A method for measuring adsorption and desorption using a mass flow controller is proposed in Japan Published Unexamined Patent Application No. 61-102538. This method is different from the above method using the batch-process apparatus in that gas is continuously fed little by little into a vacuum sample container with the mass flow controller. The flow rate of gas is substantially kept constant. When gas is continuously supplied to the sample container, adsorption and desorption of gas by a sample are calculated based on the flow rate of gas and measured variances in the pressure of the sample container. Adsorption isotherm is thus obtained. In the method, when gas is introduced into the sample container, the adsorption of the sample in the sample container is kept in equibrium. Pressure values are measured at several points of time from the beginning till the end of the introduction of gas into the sample container. Excessive time is not required for obtaining pressure values. An adsorption isotherm can be obtained in a relatively short period of time.
In the above disclosed method, the adsorption of the sample is calculated in a predetermined equation by using the flow rate of gas.

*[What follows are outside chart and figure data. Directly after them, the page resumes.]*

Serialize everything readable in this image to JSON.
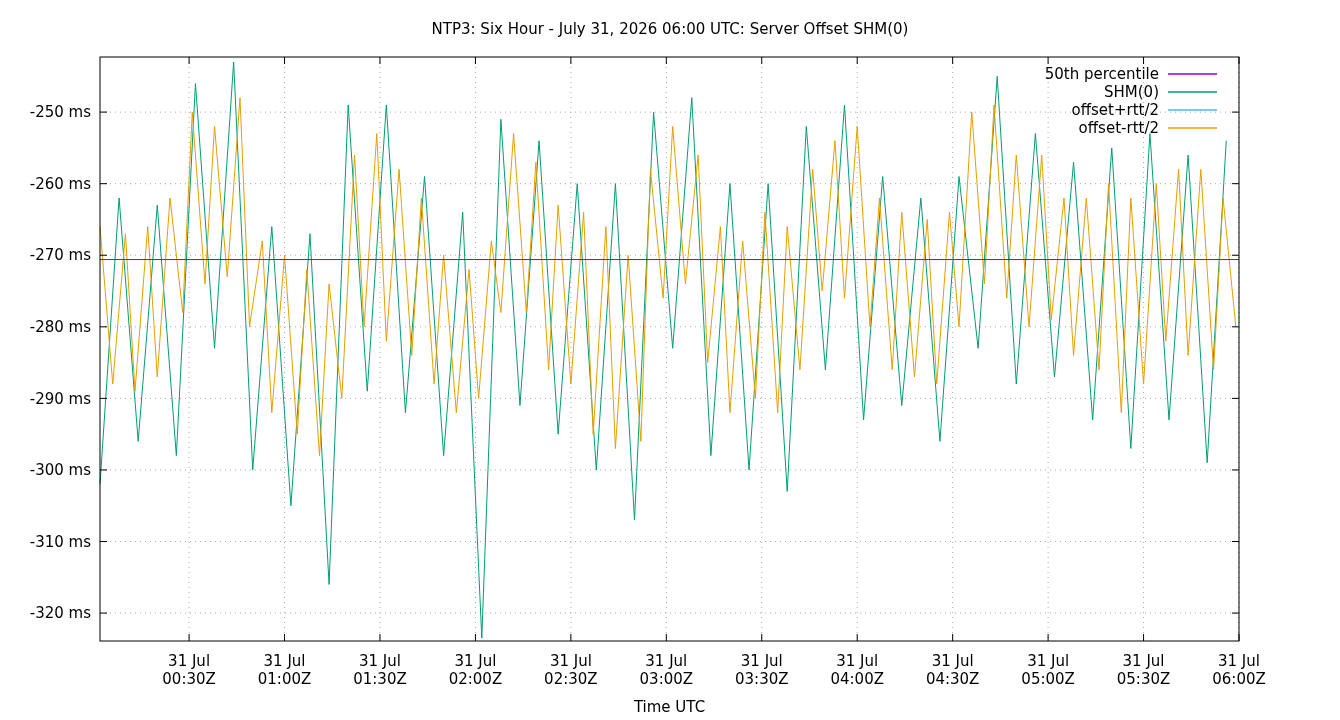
{
  "chart_data": {
    "type": "line",
    "title": "NTP3: Six Hour - July 31, 2026 06:00 UTC: Server Offset SHM(0)",
    "xlabel": "Time UTC",
    "xlim": [
      "2026-07-31T00:02",
      "2026-07-31T06:00"
    ],
    "xticks": [
      {
        "value": "2026-07-31T00:30",
        "label": "31 Jul\n00:30Z"
      },
      {
        "value": "2026-07-31T01:00",
        "label": "31 Jul\n01:00Z"
      },
      {
        "value": "2026-07-31T01:30",
        "label": "31 Jul\n01:30Z"
      },
      {
        "value": "2026-07-31T02:00",
        "label": "31 Jul\n02:00Z"
      },
      {
        "value": "2026-07-31T02:30",
        "label": "31 Jul\n02:30Z"
      },
      {
        "value": "2026-07-31T03:00",
        "label": "31 Jul\n03:00Z"
      },
      {
        "value": "2026-07-31T03:30",
        "label": "31 Jul\n03:30Z"
      },
      {
        "value": "2026-07-31T04:00",
        "label": "31 Jul\n04:00Z"
      },
      {
        "value": "2026-07-31T04:30",
        "label": "31 Jul\n04:30Z"
      },
      {
        "value": "2026-07-31T05:00",
        "label": "31 Jul\n05:00Z"
      },
      {
        "value": "2026-07-31T05:30",
        "label": "31 Jul\n05:30Z"
      },
      {
        "value": "2026-07-31T06:00",
        "label": "31 Jul\n06:00Z"
      }
    ],
    "ylim": [
      -323.9,
      -242.3
    ],
    "yticks": [
      {
        "value": -320,
        "label": "-320 ms"
      },
      {
        "value": -310,
        "label": "-310 ms"
      },
      {
        "value": -300,
        "label": "-300 ms"
      },
      {
        "value": -290,
        "label": "-290 ms"
      },
      {
        "value": -280,
        "label": "-280 ms"
      },
      {
        "value": -270,
        "label": "-270 ms"
      },
      {
        "value": -260,
        "label": "-260 ms"
      },
      {
        "value": -250,
        "label": "-250 ms"
      }
    ],
    "grid": true,
    "legend": "top right",
    "line_style": "solid",
    "series": [
      {
        "name": "50th percentile",
        "color": "#9400d3",
        "x": [
          "2026-07-31T00:02",
          "2026-07-31T06:00"
        ],
        "values": [
          -270.6,
          -270.6
        ]
      },
      {
        "name": "SHM(0)",
        "color": "#009e73",
        "x": [
          "2026-07-31T00:02",
          "2026-07-31T00:08",
          "2026-07-31T00:14",
          "2026-07-31T00:20",
          "2026-07-31T00:26",
          "2026-07-31T00:32",
          "2026-07-31T00:38",
          "2026-07-31T00:44",
          "2026-07-31T00:50",
          "2026-07-31T00:56",
          "2026-07-31T01:02",
          "2026-07-31T01:08",
          "2026-07-31T01:14",
          "2026-07-31T01:20",
          "2026-07-31T01:26",
          "2026-07-31T01:32",
          "2026-07-31T01:38",
          "2026-07-31T01:44",
          "2026-07-31T01:50",
          "2026-07-31T01:56",
          "2026-07-31T02:02",
          "2026-07-31T02:08",
          "2026-07-31T02:14",
          "2026-07-31T02:20",
          "2026-07-31T02:26",
          "2026-07-31T02:32",
          "2026-07-31T02:38",
          "2026-07-31T02:44",
          "2026-07-31T02:50",
          "2026-07-31T02:56",
          "2026-07-31T03:02",
          "2026-07-31T03:08",
          "2026-07-31T03:14",
          "2026-07-31T03:20",
          "2026-07-31T03:26",
          "2026-07-31T03:32",
          "2026-07-31T03:38",
          "2026-07-31T03:44",
          "2026-07-31T03:50",
          "2026-07-31T03:56",
          "2026-07-31T04:02",
          "2026-07-31T04:08",
          "2026-07-31T04:14",
          "2026-07-31T04:20",
          "2026-07-31T04:26",
          "2026-07-31T04:32",
          "2026-07-31T04:38",
          "2026-07-31T04:44",
          "2026-07-31T04:50",
          "2026-07-31T04:56",
          "2026-07-31T05:02",
          "2026-07-31T05:08",
          "2026-07-31T05:14",
          "2026-07-31T05:20",
          "2026-07-31T05:26",
          "2026-07-31T05:32",
          "2026-07-31T05:38",
          "2026-07-31T05:44",
          "2026-07-31T05:50",
          "2026-07-31T05:56"
        ],
        "values": [
          -302,
          -262,
          -296,
          -263,
          -298,
          -246,
          -283,
          -243,
          -300,
          -266,
          -305,
          -267,
          -316,
          -249,
          -289,
          -249,
          -292,
          -259,
          -298,
          -264,
          -323.5,
          -251,
          -291,
          -254,
          -295,
          -260,
          -300,
          -260,
          -307,
          -250,
          -283,
          -248,
          -298,
          -260,
          -300,
          -260,
          -303,
          -252,
          -286,
          -249,
          -293,
          -259,
          -291,
          -262,
          -296,
          -259,
          -283,
          -245,
          -288,
          -253,
          -287,
          -257,
          -293,
          -255,
          -297,
          -253,
          -293,
          -256,
          -299,
          -254
        ]
      },
      {
        "name": "offset+rtt/2",
        "color": "#56b4e9"
      },
      {
        "name": "offset-rtt/2",
        "color": "#e69f00",
        "x": [
          "2026-07-31T00:02",
          "2026-07-31T00:06",
          "2026-07-31T00:10",
          "2026-07-31T00:13",
          "2026-07-31T00:17",
          "2026-07-31T00:20",
          "2026-07-31T00:24",
          "2026-07-31T00:28",
          "2026-07-31T00:31",
          "2026-07-31T00:35",
          "2026-07-31T00:38",
          "2026-07-31T00:42",
          "2026-07-31T00:46",
          "2026-07-31T00:49",
          "2026-07-31T00:53",
          "2026-07-31T00:56",
          "2026-07-31T01:00",
          "2026-07-31T01:04",
          "2026-07-31T01:07",
          "2026-07-31T01:11",
          "2026-07-31T01:14",
          "2026-07-31T01:18",
          "2026-07-31T01:22",
          "2026-07-31T01:25",
          "2026-07-31T01:29",
          "2026-07-31T01:32",
          "2026-07-31T01:36",
          "2026-07-31T01:40",
          "2026-07-31T01:43",
          "2026-07-31T01:47",
          "2026-07-31T01:50",
          "2026-07-31T01:54",
          "2026-07-31T01:58",
          "2026-07-31T02:01",
          "2026-07-31T02:05",
          "2026-07-31T02:08",
          "2026-07-31T02:12",
          "2026-07-31T02:16",
          "2026-07-31T02:19",
          "2026-07-31T02:23",
          "2026-07-31T02:26",
          "2026-07-31T02:30",
          "2026-07-31T02:34",
          "2026-07-31T02:37",
          "2026-07-31T02:41",
          "2026-07-31T02:44",
          "2026-07-31T02:48",
          "2026-07-31T02:52",
          "2026-07-31T02:55",
          "2026-07-31T02:59",
          "2026-07-31T03:02",
          "2026-07-31T03:06",
          "2026-07-31T03:10",
          "2026-07-31T03:13",
          "2026-07-31T03:17",
          "2026-07-31T03:20",
          "2026-07-31T03:24",
          "2026-07-31T03:28",
          "2026-07-31T03:31",
          "2026-07-31T03:35",
          "2026-07-31T03:38",
          "2026-07-31T03:42",
          "2026-07-31T03:46",
          "2026-07-31T03:49",
          "2026-07-31T03:53",
          "2026-07-31T03:56",
          "2026-07-31T04:00",
          "2026-07-31T04:04",
          "2026-07-31T04:07",
          "2026-07-31T04:11",
          "2026-07-31T04:14",
          "2026-07-31T04:18",
          "2026-07-31T04:22",
          "2026-07-31T04:25",
          "2026-07-31T04:29",
          "2026-07-31T04:32",
          "2026-07-31T04:36",
          "2026-07-31T04:40",
          "2026-07-31T04:43",
          "2026-07-31T04:47",
          "2026-07-31T04:50",
          "2026-07-31T04:54",
          "2026-07-31T04:58",
          "2026-07-31T05:01",
          "2026-07-31T05:05",
          "2026-07-31T05:08",
          "2026-07-31T05:12",
          "2026-07-31T05:16",
          "2026-07-31T05:19",
          "2026-07-31T05:23",
          "2026-07-31T05:26",
          "2026-07-31T05:30",
          "2026-07-31T05:34",
          "2026-07-31T05:37",
          "2026-07-31T05:41",
          "2026-07-31T05:44",
          "2026-07-31T05:48",
          "2026-07-31T05:52",
          "2026-07-31T05:55",
          "2026-07-31T05:59"
        ],
        "values": [
          -266,
          -288,
          -267,
          -289,
          -266,
          -287,
          -262,
          -278,
          -250,
          -274,
          -252,
          -273,
          -248,
          -280,
          -268,
          -292,
          -270,
          -295,
          -272,
          -298,
          -274,
          -290,
          -256,
          -280,
          -253,
          -282,
          -258,
          -284,
          -262,
          -288,
          -270,
          -292,
          -272,
          -290,
          -268,
          -278,
          -253,
          -278,
          -257,
          -286,
          -263,
          -288,
          -264,
          -295,
          -266,
          -297,
          -270,
          -296,
          -258,
          -276,
          -252,
          -274,
          -256,
          -285,
          -266,
          -292,
          -268,
          -290,
          -264,
          -292,
          -266,
          -286,
          -258,
          -275,
          -254,
          -276,
          -252,
          -280,
          -262,
          -286,
          -264,
          -287,
          -265,
          -288,
          -264,
          -280,
          -250,
          -274,
          -249,
          -276,
          -256,
          -280,
          -256,
          -279,
          -262,
          -284,
          -262,
          -286,
          -260,
          -292,
          -262,
          -288,
          -260,
          -282,
          -258,
          -284,
          -258,
          -286,
          -262,
          -280
        ]
      }
    ]
  }
}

The mass flow controller controls the flow rate of gas substantially constant at a target value. However, the mass flow controller should be frequently adjusted and calibrated so that the flow rate of gas should not deviate from the target value and the adsorption can precisely be calculated. Actually, the flow rate of gas cannot be kept constant, and it sometimes deviates from the target value. Consequently, precise calculation of adsorption or desorption cannot result.